Immediately after receiving negative or no feedback, participants were asked to rate their familiarity with a list of people and places.
This list had 72 real items such as Mae West and hydroponics, as well as 18 fake items including Queen Alberta and plates of parallax.
These foils were put on the list to check if any person would “over claim” – meaning they would exaggerate their familiarly with the object. Such over claiming is well known to make people feel better about themselves and control their reactions to criticism.
While over claiming in a public place may be viewed as boastful and immodest, over claiming when criticized or belittled is an effective tool for calming heated emotions.
Researchers found that among those who received negative feedback, people with higher levels of WMC over claimed the most.
Importantly, at the end of the study, it was those people who over claimed the most who also reported the least negative emotions such as being ashamed, upset, or distressed.
Stated differently, people with higher WMC automatically used a strategy that made them feel better and remained controlled when confronted with a negative situation such as criticism or a personal attack, Demaree explained.
Being able to predict emotional responses can be useful in multiple ways.
Emotion regulation techniques can be tailored to individuals based on how likely they’re able to employ them.

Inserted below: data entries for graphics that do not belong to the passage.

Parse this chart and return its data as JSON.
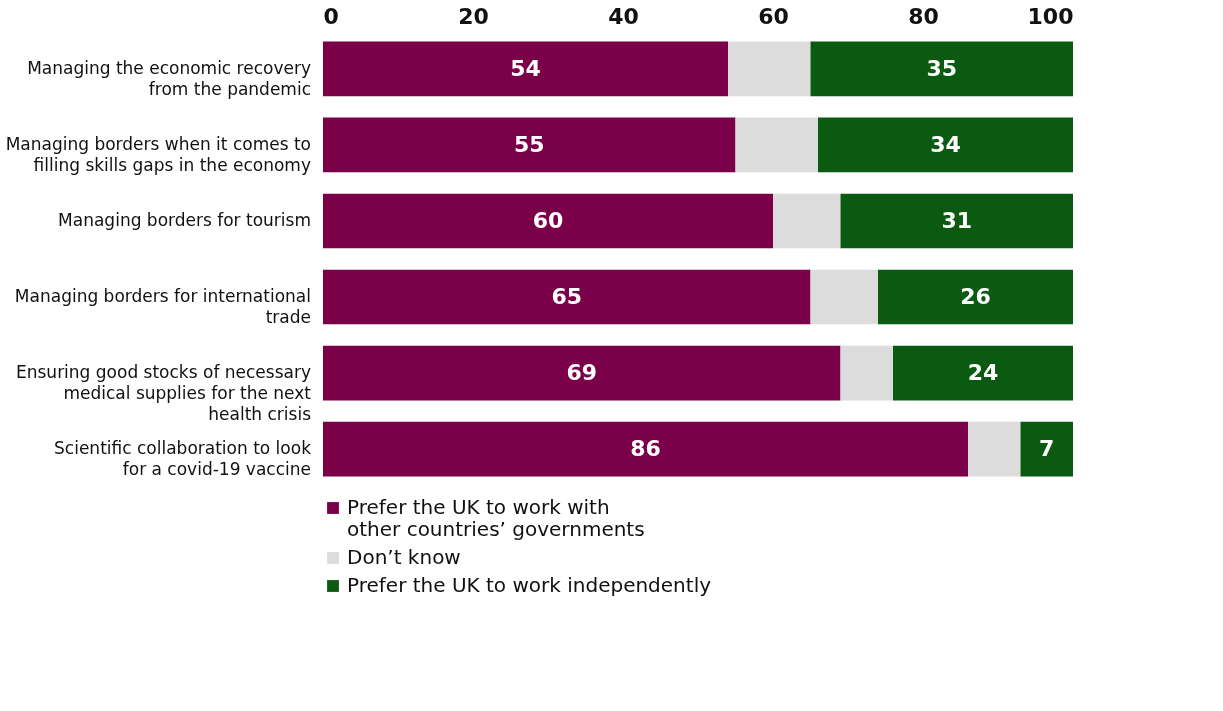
{
  "chart_data": {
    "type": "bar",
    "orientation": "horizontal",
    "stacked": true,
    "categories": [
      "Managing the economic recovery from the pandemic",
      "Managing borders when it comes to filling skills gaps in the economy",
      "Managing borders for tourism",
      "Managing borders for international trade",
      "Ensuring good stocks of necessary medical supplies for the next health crisis",
      "Scientific collaboration to look for a covid-19 vaccine"
    ],
    "series": [
      {
        "name": "Prefer the UK to work with other countries’ governments",
        "color": "#7a0049",
        "values": [
          54,
          55,
          60,
          65,
          69,
          86
        ],
        "value_labels": [
          "54",
          "55",
          "60",
          "65",
          "69",
          "86"
        ]
      },
      {
        "name": "Don’t know",
        "color": "#dcdcdc",
        "values": [
          11,
          11,
          9,
          9,
          7,
          7
        ]
      },
      {
        "name": "Prefer the UK to work independently",
        "color": "#0b5a12",
        "values": [
          35,
          34,
          31,
          26,
          24,
          7
        ],
        "value_labels": [
          "35",
          "34",
          "31",
          "26",
          "24",
          "7"
        ]
      }
    ],
    "xlim": [
      0,
      100
    ],
    "xticks": [
      0,
      20,
      40,
      60,
      80,
      100
    ],
    "grid": false,
    "legend": "bottom"
  }
}
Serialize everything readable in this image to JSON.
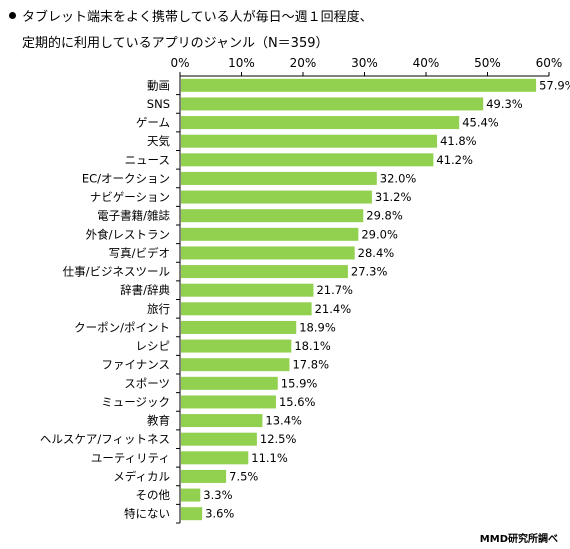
{
  "chart_data": {
    "type": "bar",
    "orientation": "horizontal",
    "title_lines": [
      "タブレット端末をよく携帯している人が毎日～週１回程度、",
      "定期的に利用しているアプリのジャンル（N＝359）"
    ],
    "categories": [
      "動画",
      "SNS",
      "ゲーム",
      "天気",
      "ニュース",
      "EC/オークション",
      "ナビゲーション",
      "電子書籍/雑誌",
      "外食/レストラン",
      "写真/ビデオ",
      "仕事/ビジネスツール",
      "辞書/辞典",
      "旅行",
      "クーポン/ポイント",
      "レシピ",
      "ファイナンス",
      "スポーツ",
      "ミュージック",
      "教育",
      "ヘルスケア/フィットネス",
      "ユーティリティ",
      "メディカル",
      "その他",
      "特にない"
    ],
    "values": [
      57.9,
      49.3,
      45.4,
      41.8,
      41.2,
      32.0,
      31.2,
      29.8,
      29.0,
      28.4,
      27.3,
      21.7,
      21.4,
      18.9,
      18.1,
      17.8,
      15.9,
      15.6,
      13.4,
      12.5,
      11.1,
      7.5,
      3.3,
      3.6
    ],
    "value_labels": [
      "57.9%",
      "49.3%",
      "45.4%",
      "41.8%",
      "41.2%",
      "32.0%",
      "31.2%",
      "29.8%",
      "29.0%",
      "28.4%",
      "27.3%",
      "21.7%",
      "21.4%",
      "18.9%",
      "18.1%",
      "17.8%",
      "15.9%",
      "15.6%",
      "13.4%",
      "12.5%",
      "11.1%",
      "7.5%",
      "3.3%",
      "3.6%"
    ],
    "xlim": [
      0,
      60
    ],
    "x_ticks": [
      "0%",
      "10%",
      "20%",
      "30%",
      "40%",
      "50%",
      "60%"
    ],
    "axis_position": "top",
    "grid": false,
    "bar_color": "#92d050"
  },
  "credit": "MMD研究所調べ"
}
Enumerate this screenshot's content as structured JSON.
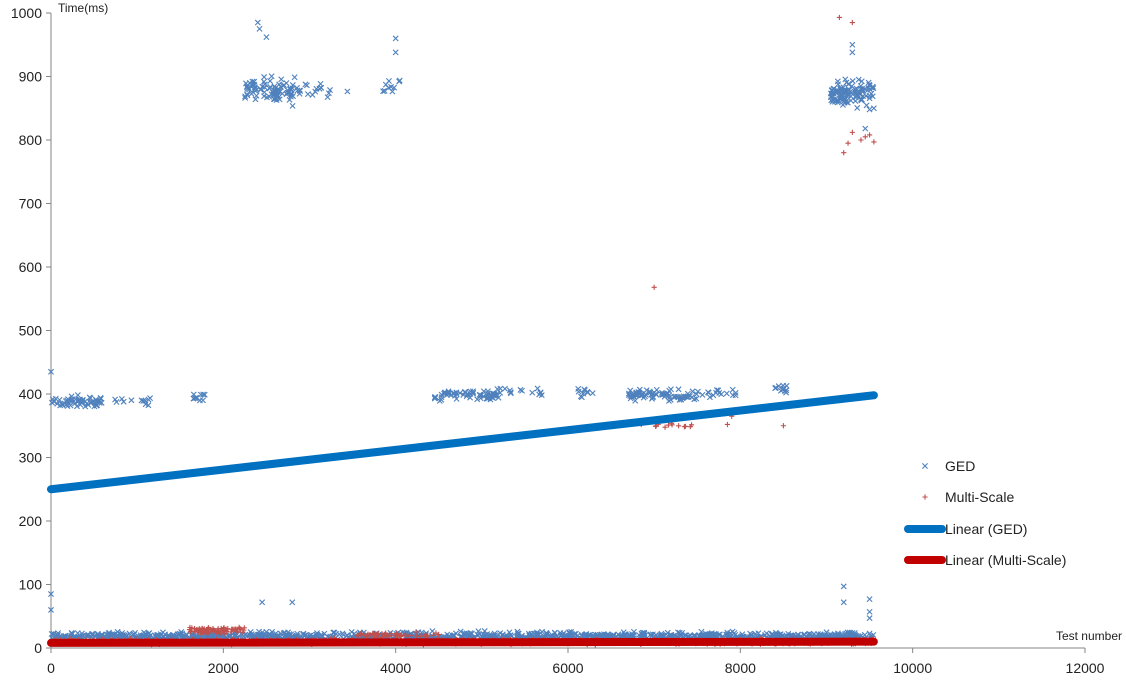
{
  "chart_data": {
    "type": "scatter",
    "xlabel": "Test number",
    "ylabel": "Time(ms)",
    "xlim": [
      0,
      12000
    ],
    "ylim": [
      0,
      1000
    ],
    "xticks": [
      0,
      2000,
      4000,
      6000,
      8000,
      10000,
      12000
    ],
    "yticks": [
      0,
      100,
      200,
      300,
      400,
      500,
      600,
      700,
      800,
      900,
      1000
    ],
    "grid": false,
    "legend_position": "right",
    "series": [
      {
        "name": "GED",
        "marker": "x",
        "color": "#4f81bd",
        "clusters": [
          {
            "x_range": [
              0,
              9550
            ],
            "y_mean": 18,
            "y_spread": 10,
            "count": 1200
          },
          {
            "x_range": [
              0,
              600
            ],
            "y_mean": 388,
            "y_spread": 14,
            "count": 60
          },
          {
            "x_range": [
              700,
              1200
            ],
            "y_mean": 390,
            "y_spread": 10,
            "count": 12
          },
          {
            "x_range": [
              1650,
              1800
            ],
            "y_mean": 395,
            "y_spread": 10,
            "count": 10
          },
          {
            "x_range": [
              2250,
              2900
            ],
            "y_mean": 878,
            "y_spread": 28,
            "count": 90
          },
          {
            "x_range": [
              2950,
              3450
            ],
            "y_mean": 880,
            "y_spread": 20,
            "count": 14
          },
          {
            "x_range": [
              3850,
              4050
            ],
            "y_mean": 888,
            "y_spread": 25,
            "count": 10
          },
          {
            "x_range": [
              4450,
              5200
            ],
            "y_mean": 398,
            "y_spread": 12,
            "count": 70
          },
          {
            "x_range": [
              5200,
              5700
            ],
            "y_mean": 404,
            "y_spread": 10,
            "count": 14
          },
          {
            "x_range": [
              6100,
              6300
            ],
            "y_mean": 402,
            "y_spread": 10,
            "count": 10
          },
          {
            "x_range": [
              6700,
              7500
            ],
            "y_mean": 398,
            "y_spread": 12,
            "count": 80
          },
          {
            "x_range": [
              7500,
              8000
            ],
            "y_mean": 402,
            "y_spread": 10,
            "count": 16
          },
          {
            "x_range": [
              8400,
              8550
            ],
            "y_mean": 408,
            "y_spread": 10,
            "count": 12
          },
          {
            "x_range": [
              9050,
              9550
            ],
            "y_mean": 875,
            "y_spread": 28,
            "count": 110
          }
        ],
        "outliers": [
          [
            0,
            85
          ],
          [
            0,
            60
          ],
          [
            0,
            435
          ],
          [
            2450,
            72
          ],
          [
            2800,
            72
          ],
          [
            2400,
            985
          ],
          [
            2420,
            975
          ],
          [
            2500,
            962
          ],
          [
            4000,
            960
          ],
          [
            4000,
            938
          ],
          [
            9200,
            97
          ],
          [
            9200,
            72
          ],
          [
            9500,
            77
          ],
          [
            9500,
            57
          ],
          [
            9500,
            47
          ],
          [
            9300,
            950
          ],
          [
            9300,
            938
          ],
          [
            9450,
            818
          ],
          [
            9500,
            848
          ],
          [
            9550,
            850
          ]
        ]
      },
      {
        "name": "Multi-Scale",
        "marker": "+",
        "color": "#c0504d",
        "clusters": [
          {
            "x_range": [
              0,
              9550
            ],
            "y_mean": 10,
            "y_spread": 6,
            "count": 900
          },
          {
            "x_range": [
              1600,
              2250
            ],
            "y_mean": 28,
            "y_spread": 8,
            "count": 80
          },
          {
            "x_range": [
              3550,
              4500
            ],
            "y_mean": 20,
            "y_spread": 6,
            "count": 60
          },
          {
            "x_range": [
              6900,
              7450
            ],
            "y_mean": 350,
            "y_spread": 5,
            "count": 12
          }
        ],
        "outliers": [
          [
            7000,
            568
          ],
          [
            7850,
            352
          ],
          [
            7900,
            365
          ],
          [
            8500,
            350
          ],
          [
            6850,
            352
          ],
          [
            9150,
            993
          ],
          [
            9300,
            985
          ],
          [
            9200,
            780
          ],
          [
            9250,
            795
          ],
          [
            9300,
            812
          ],
          [
            9400,
            800
          ],
          [
            9450,
            805
          ],
          [
            9500,
            808
          ],
          [
            9550,
            797
          ]
        ]
      }
    ],
    "trendlines": [
      {
        "name": "Linear (GED)",
        "x": [
          0,
          9550
        ],
        "y": [
          250,
          398
        ],
        "color": "#0070c0"
      },
      {
        "name": "Linear (Multi-Scale)",
        "x": [
          0,
          9550
        ],
        "y": [
          8,
          10
        ],
        "color": "#c00000"
      }
    ]
  }
}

Emotional reappraisal strategies, such as controlling one’s facial expression or changing negative situations into positive ones using coping methods, can be taught to help people better handle everyday emotional stressors. These strategies are often more beneficial than suppressing emotion.
In addition to its practical applications, this exploration into emotions – how and why they are managed – is intriguing. As Demaree explains, “It should be interesting. Who doesn’t think about their emotions? It’s engaging; it’s life.”